SCATTERED AMONG the loose papers and bound files unearthed last week at the Iraqi Foreign Ministry in Baghdad was "letter no. 140/4/5," labeled "Confidential and Personal" and addressed to "The President's Office--Secretariat." The letter concerns George Galloway, a pro-Saddam member of the British Parliament, who founded a charity known as the Mariam Appeal, ostensibly to aid Iraqi children suffering under U.N. sanctions. The missive, from the Iraqi Intelligence Service, is a request that money be funneled directly to Galloway. It reads in part:
His projects and future plans for the benefit of [Iraq] need financial support to become a motive for him to do more work. And because of the sensitivity of getting money directly from Iraq, it is necessary to grant him oil contracts and special and necessary commercial opportunities to provide him with a financial income under commercial cover without being connected to him directly.
The letter further conveys Galloway's demand that "the name of Mr. Galloway or his wife should not be mentioned."
It also describes a meeting between Galloway and an Iraqi intelligence officer and states that Galloway sought to "ensure confidentiality in his financial and commercial relations with the country and reassure his personal security." Galloway, the letter went on, "needs continuous financial support from Iraq." He got it. Galloway "obtained through Mr. Tariq Aziz three million barrels of oil every six months, according to the oil-for-food programme. His share would be only between 10 and 15 cents per barrel. He also obtained a limited number of food with the Ministry of Trade."
The letter, discovered by David Blair, a Baghdad-based reporter for the London Daily Telegraph, and his Iraqi translator, was revealed early last week. The next day, the Telegraph reported that Galloway had asked for more money, something the regime initially said it couldn't provide.
Galloway denies everything. He says the documents were forged--perhaps by foreign intelligence or by the Daily Telegraph. In a move sure to galvanize his critics, Galloway issued his denials from his vacation home--worth $400,000--on the coast of Portugal.
The Galloway revelations surely help explain the ravings of a fringe British politician. But they are more important for what they reveal--or more precisely, remind us--about the Iraqi regime.
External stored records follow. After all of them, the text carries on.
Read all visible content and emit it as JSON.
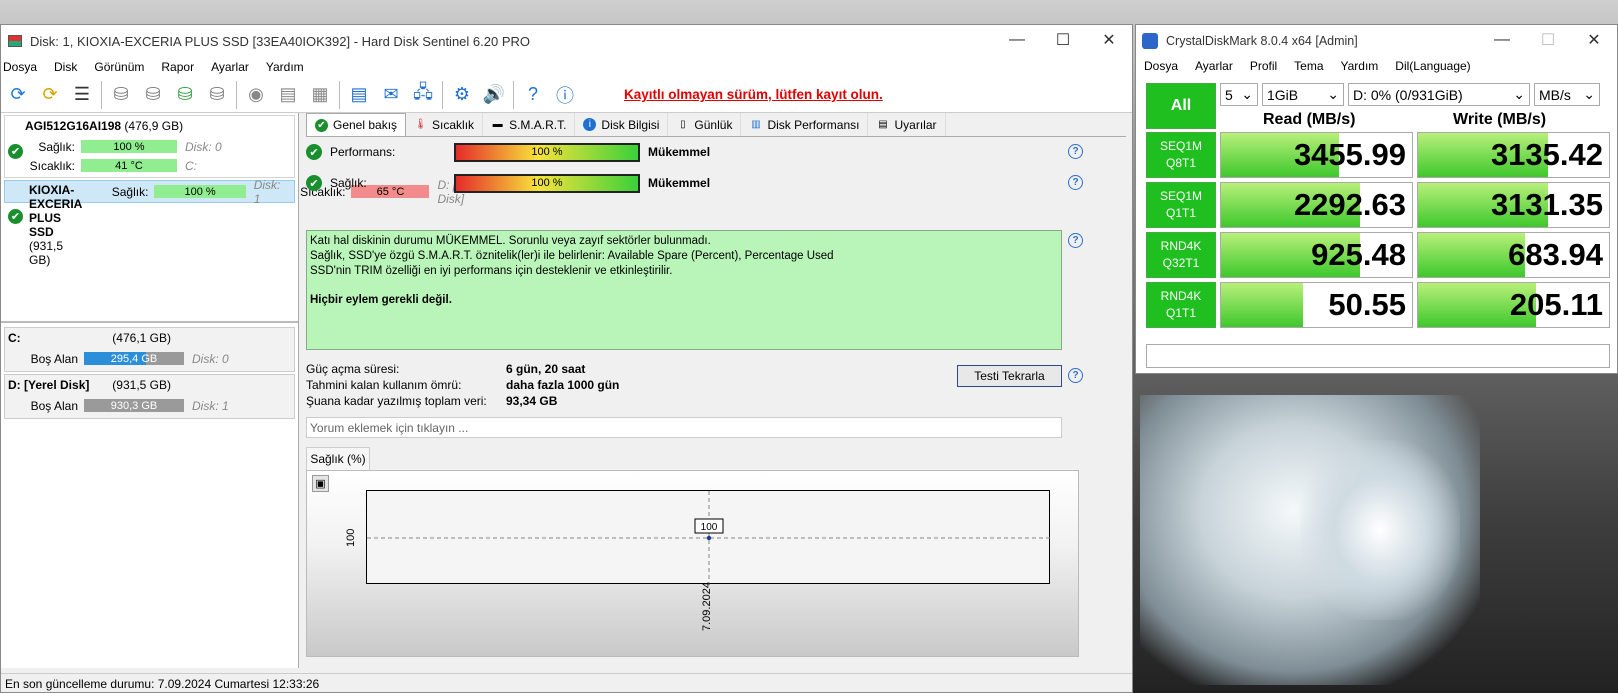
{
  "hds": {
    "title": "Disk: 1, KIOXIA-EXCERIA PLUS SSD [33EA40IOK392]  -  Hard Disk Sentinel 6.20 PRO",
    "menu": [
      "Dosya",
      "Disk",
      "Görünüm",
      "Rapor",
      "Ayarlar",
      "Yardım"
    ],
    "register_msg": "Kayıtlı olmayan sürüm, lütfen kayıt olun.",
    "disks": [
      {
        "name": "AGI512G16AI198",
        "size": "(476,9 GB)",
        "health_label": "Sağlık:",
        "health": "100 %",
        "health_pct": 100,
        "health_color": "#90ee90",
        "temp_label": "Sıcaklık:",
        "temp": "41 °C",
        "temp_color": "#90ee90",
        "disk_no": "Disk: 0",
        "drive": "C:"
      },
      {
        "name": "KIOXIA-EXCERIA PLUS SSD",
        "size": "(931,5 GB)",
        "health_label": "Sağlık:",
        "health": "100 %",
        "health_pct": 100,
        "health_color": "#90ee90",
        "temp_label": "Sıcaklık:",
        "temp": "65 °C",
        "temp_color": "#f28b8b",
        "disk_no": "Disk: 1",
        "drive": "D: [Yerel Disk]"
      }
    ],
    "volumes": [
      {
        "name": "C:",
        "size": "(476,1 GB)",
        "free_label": "Boş Alan",
        "free": "295,4 GB",
        "free_pct": 0.62,
        "disk": "Disk: 0"
      },
      {
        "name": "D: [Yerel Disk]",
        "size": "(931,5 GB)",
        "free_label": "Boş Alan",
        "free": "930,3 GB",
        "free_pct": 0.0,
        "disk": "Disk: 1"
      }
    ],
    "tabs": [
      "Genel bakış",
      "Sıcaklık",
      "S.M.A.R.T.",
      "Disk Bilgisi",
      "Günlük",
      "Disk Performansı",
      "Uyarılar"
    ],
    "performance": {
      "label": "Performans:",
      "value": "100 %",
      "rating": "Mükemmel"
    },
    "health": {
      "label": "Sağlık:",
      "value": "100 %",
      "rating": "Mükemmel"
    },
    "message_lines": [
      "Katı hal diskinin durumu MÜKEMMEL. Sorunlu veya zayıf sektörler bulunmadı.",
      "Sağlık, SSD'ye özgü S.M.A.R.T. öznitelik(ler)i ile belirlenir:  Available Spare (Percent), Percentage Used",
      "SSD'nin TRIM özelliği en iyi performans için desteklenir ve etkinleştirilir."
    ],
    "message_bold": "Hiçbir eylem gerekli değil.",
    "info": [
      {
        "k": "Güç açma süresi:",
        "v": "6 gün, 20 saat"
      },
      {
        "k": "Tahmini kalan kullanım ömrü:",
        "v": "daha fazla 1000 gün"
      },
      {
        "k": "Şuana kadar yazılmış toplam veri:",
        "v": "93,34 GB"
      }
    ],
    "retest_button": "Testi Tekrarla",
    "comment_placeholder": "Yorum eklemek için tıklayın ...",
    "chart_tab": "Sağlık (%)",
    "status": "En son güncelleme durumu: 7.09.2024 Cumartesi 12:33:26"
  },
  "chart_data": {
    "type": "line",
    "title": "",
    "x": [
      "7.09.2024"
    ],
    "series": [
      {
        "values": [
          100
        ]
      }
    ],
    "ylabel": "",
    "ytick_labels": [
      "100"
    ],
    "data_labels": [
      "100"
    ],
    "grid": true
  },
  "cdm": {
    "title": "CrystalDiskMark 8.0.4 x64 [Admin]",
    "menu": [
      "Dosya",
      "Ayarlar",
      "Profil",
      "Tema",
      "Yardım",
      "Dil(Language)"
    ],
    "all_button": "All",
    "count": "5",
    "size": "1GiB",
    "drive": "D: 0% (0/931GiB)",
    "unit": "MB/s",
    "read_header": "Read (MB/s)",
    "write_header": "Write (MB/s)",
    "rows": [
      {
        "t1": "SEQ1M",
        "t2": "Q8T1",
        "read": "3455.99",
        "read_fill": 0.62,
        "write": "3135.42",
        "write_fill": 0.68
      },
      {
        "t1": "SEQ1M",
        "t2": "Q1T1",
        "read": "2292.63",
        "read_fill": 0.73,
        "write": "3131.35",
        "write_fill": 0.68
      },
      {
        "t1": "RND4K",
        "t2": "Q32T1",
        "read": "925.48",
        "read_fill": 0.73,
        "write": "683.94",
        "write_fill": 0.56
      },
      {
        "t1": "RND4K",
        "t2": "Q1T1",
        "read": "50.55",
        "read_fill": 0.43,
        "write": "205.11",
        "write_fill": 0.62
      }
    ]
  }
}
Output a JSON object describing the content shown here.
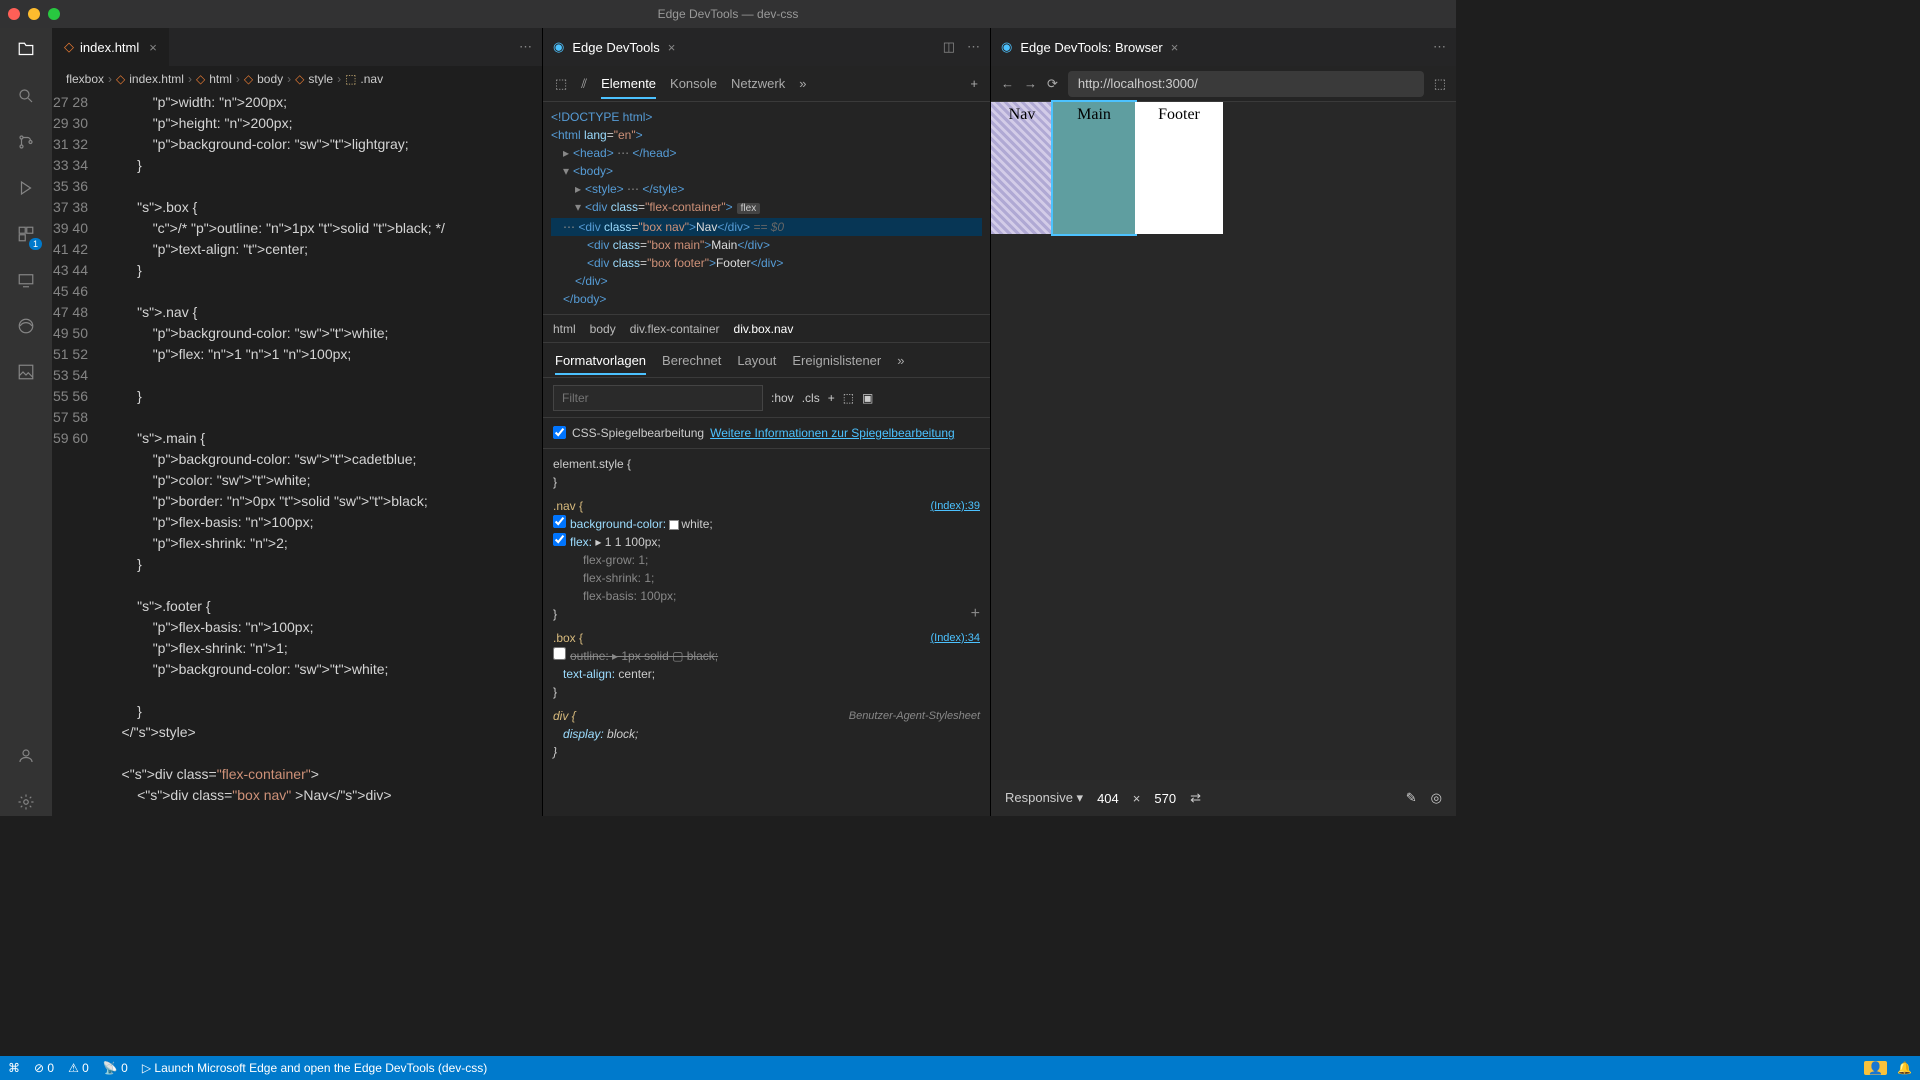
{
  "window": {
    "title": "Edge DevTools — dev-css"
  },
  "editor": {
    "tab_file": "index.html",
    "breadcrumbs": [
      "flexbox",
      "index.html",
      "html",
      "body",
      "style",
      ".nav"
    ],
    "lines_start": 27,
    "code": [
      "            width: 200px;",
      "            height: 200px;",
      "            background-color: ▢lightgray;",
      "        }",
      "",
      "        .box {",
      "            /* outline: 1px solid black; */",
      "            text-align: center;",
      "        }",
      "",
      "        .nav {",
      "            background-color: ▢white;",
      "            flex: 1 1 100px;",
      "",
      "        }",
      "",
      "        .main {",
      "            background-color: ▢cadetblue;",
      "            color: ▢white;",
      "            border: 0px solid ▢black;",
      "            flex-basis: 100px;",
      "            flex-shrink: 2;",
      "        }",
      "",
      "        .footer {",
      "            flex-basis: 100px;",
      "            flex-shrink: 1;",
      "            background-color: ▢white;",
      "",
      "        }",
      "    </style>",
      "",
      "    <div class=\"flex-container\">",
      "        <div class=\"box nav\" >Nav</div>"
    ]
  },
  "devtools": {
    "tab_label": "Edge DevTools",
    "toolbar": [
      "Elemente",
      "Konsole",
      "Netzwerk"
    ],
    "dom_crumb": [
      "html",
      "body",
      "div.flex-container",
      "div.box.nav"
    ],
    "style_tabs": [
      "Formatvorlagen",
      "Berechnet",
      "Layout",
      "Ereignislistener"
    ],
    "filter_placeholder": "Filter",
    "hov": ":hov",
    "cls": ".cls",
    "mirror_label": "CSS-Spiegelbearbeitung",
    "mirror_link": "Weitere Informationen zur Spiegelbearbeitung",
    "rules": {
      "element_style": "element.style {",
      "nav_sel": ".nav {",
      "nav_src": "(Index):39",
      "nav_bg": "background-color:",
      "nav_bg_v": "white;",
      "nav_flex": "flex:",
      "nav_flex_v": "▸ 1 1 100px;",
      "fg": "flex-grow: 1;",
      "fs": "flex-shrink: 1;",
      "fb": "flex-basis: 100px;",
      "box_sel": ".box {",
      "box_src": "(Index):34",
      "box_outline": "outline: ▸ 1px solid ▢ black;",
      "box_ta": "text-align:",
      "box_ta_v": "center;",
      "div_sel": "div {",
      "ua": "Benutzer-Agent-Stylesheet",
      "div_disp": "display:",
      "div_disp_v": "block;"
    },
    "dom": {
      "doctype": "<!DOCTYPE html>",
      "html_open": "<html lang=\"en\">",
      "head": "<head> ⋯ </head>",
      "body_open": "<body>",
      "style": "<style> ⋯ </style>",
      "fc_open": "<div class=\"flex-container\">",
      "flex_badge": "flex",
      "nav_line": "<div class=\"box nav\">Nav</div>",
      "nav_hint": " == $0",
      "main_line": "<div class=\"box main\">Main</div>",
      "footer_line": "<div class=\"box footer\">Footer</div>",
      "div_close": "</div>",
      "body_close": "</body>"
    }
  },
  "browser": {
    "tab_label": "Edge DevTools: Browser",
    "url": "http://localhost:3000/",
    "nav": "Nav",
    "main": "Main",
    "footer": "Footer",
    "responsive": "Responsive",
    "w": "404",
    "x": "×",
    "h": "570"
  },
  "status": {
    "errors": "0",
    "warnings": "0",
    "port": "0",
    "launch": "Launch Microsoft Edge and open the Edge DevTools (dev-css)"
  }
}
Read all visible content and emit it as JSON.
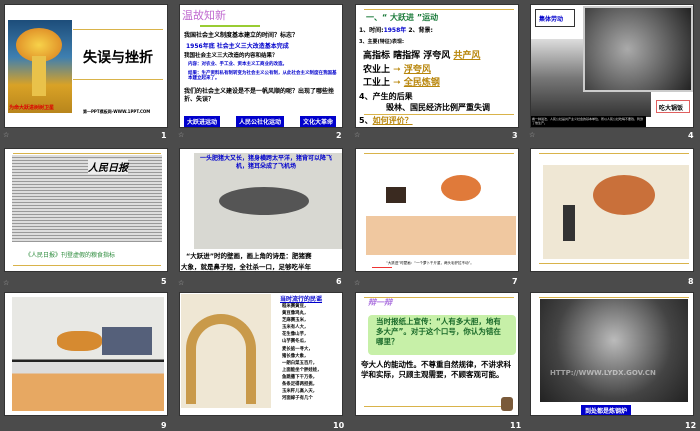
{
  "slides": [
    {
      "number": "1",
      "title": "失误与挫折",
      "poster_caption": "为命大跃进树树卫星",
      "footer": "第一PPT模板网-WWW.1PPT.COM"
    },
    {
      "number": "2",
      "heading": "温故知新",
      "q1": "我国社会主义制度基本建立的时间？标志？",
      "a1": "1956年底  社会主义三大改造基本完成",
      "q2": "我国社会主义三大改造的内容和结果？",
      "a2": "内容：对农业、手工业、资本主义工商业的改造。",
      "a3": "结果：生产资料私有制转变为社会主义公有制，从此社会主义制度在我国基本建立起来了。",
      "q3": "我们的社会主义建设是不是一帆风顺的呢？出现了哪些挫折、失误？",
      "buttons": [
        "大跃进运动",
        "人民公社化运动",
        "文化大革命"
      ]
    },
    {
      "number": "3",
      "heading": "一、“ 大跃进 ”运动",
      "l1a": "1、时间:",
      "l1b": "1958年",
      "l1c": " 2、背景:",
      "l2": "3、主要(特征)表现:",
      "l3": "高指标  瞎指挥  浮夸风",
      "l3b": "共产风",
      "l4": "农业上",
      "l4b": "浮夸风",
      "l5": "工业上",
      "l5b": "全民炼钢",
      "l6": "4、产生的后果",
      "l7": "毁林、国民经济比例严重失调",
      "l8": "5、",
      "l8b": "如何评价？"
    },
    {
      "number": "4",
      "bubble": "集体劳动",
      "label": "吃大锅饭",
      "caption": "看一种说法，人民公社是共产主义社会的基本单位，所以人民公社吃喝不要钱，刺激了他生产。"
    },
    {
      "number": "5",
      "caption": "《人民日报》刊登虚假的粮食指标",
      "paper_name": "人民日报"
    },
    {
      "number": "6",
      "top": "一头肥猪大又长，猪身横跨太平洋，猪背可以降飞机，猪耳朵成了飞机场",
      "bottom1": "“大跃进”时的壁画，画上角的诗是：肥猪赛",
      "bottom2": "大象，就是鼻子短，全社杀一口，足够吃半年"
    },
    {
      "number": "7",
      "caption": "“大跃进”时壁画：“一个萝卜千斤重，两头毛驴拉不动”。"
    },
    {
      "number": "8"
    },
    {
      "number": "9"
    },
    {
      "number": "10",
      "poem_title": "当时流行的民谣",
      "poem": [
        "稻米赛黄豆，",
        "黄豆像鸡丸，",
        "芝麻赛玉米，",
        "玉米有人大，",
        "花生像山芋，",
        "山芋赛冬瓜，",
        "麦长掂一寻大，",
        "猪长像大象，",
        "一朗白菜五百斤，",
        "上面能坐个胖娃娃，",
        "鱼跳撒下千万条，",
        "条条足得两担挑，",
        "玉米秆儿高入天，",
        "河面嫁子有几个"
      ]
    },
    {
      "number": "11",
      "tag": "辩一辩",
      "question": "当时报纸上宣传：“人有多大胆，地有多大产”。对于这个口号，你认为错在哪里？",
      "answer": "夸大人的能动性。不尊重自然规律，不讲求科学和实际，只顾主观需要，不顾客观可能。"
    },
    {
      "number": "12",
      "watermark": "HTTP://WWW.LYDX.GOV.CN",
      "caption": "到处都是炼钢炉"
    }
  ]
}
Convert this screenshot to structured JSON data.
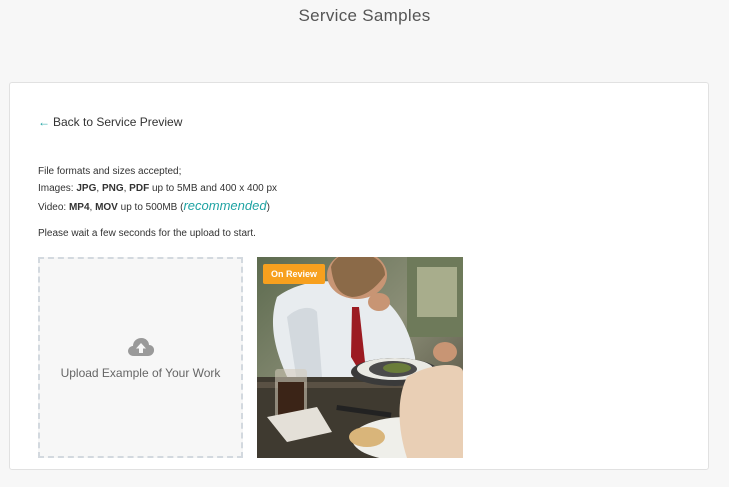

Saddam Hussein has a long history of bribing anyone who could help his regime--businessmen, diplomats, politicians, and journalists. Throughout the Iran-Iraq war, which lasted from 1980 to 1988, Saddam lavished Arab leaders with gifts and contracts in exchange for their support. Shortly before his 1990 invasion of Kuwait, he shipped 100 new Mercedes 200 Series cars to top editors in Egypt and Jordan. Two days before the first attack, he offered Egyptian president Hosni Mubarak $50 million in cash, ostensibly for grain. After the invasion, he sought to buy neutrality or at least complacency by promising Mubarak and other Arab leaders that he would forgive all Kuwaiti debts once Iraq annexed the tiny nation as its nineteenth province.
As the Galloway affair makes clear, these practices continued throughout the 1990s, despite the increased scrutiny of Iraq's financial dealings by the United Nations. Before the recent conflict, says Tareq al-Mezrem from the Kuwaiti Information Office, the Iraqi regime gave journalists luxury "villas in Jordan, Tunisia, and even Lebanon."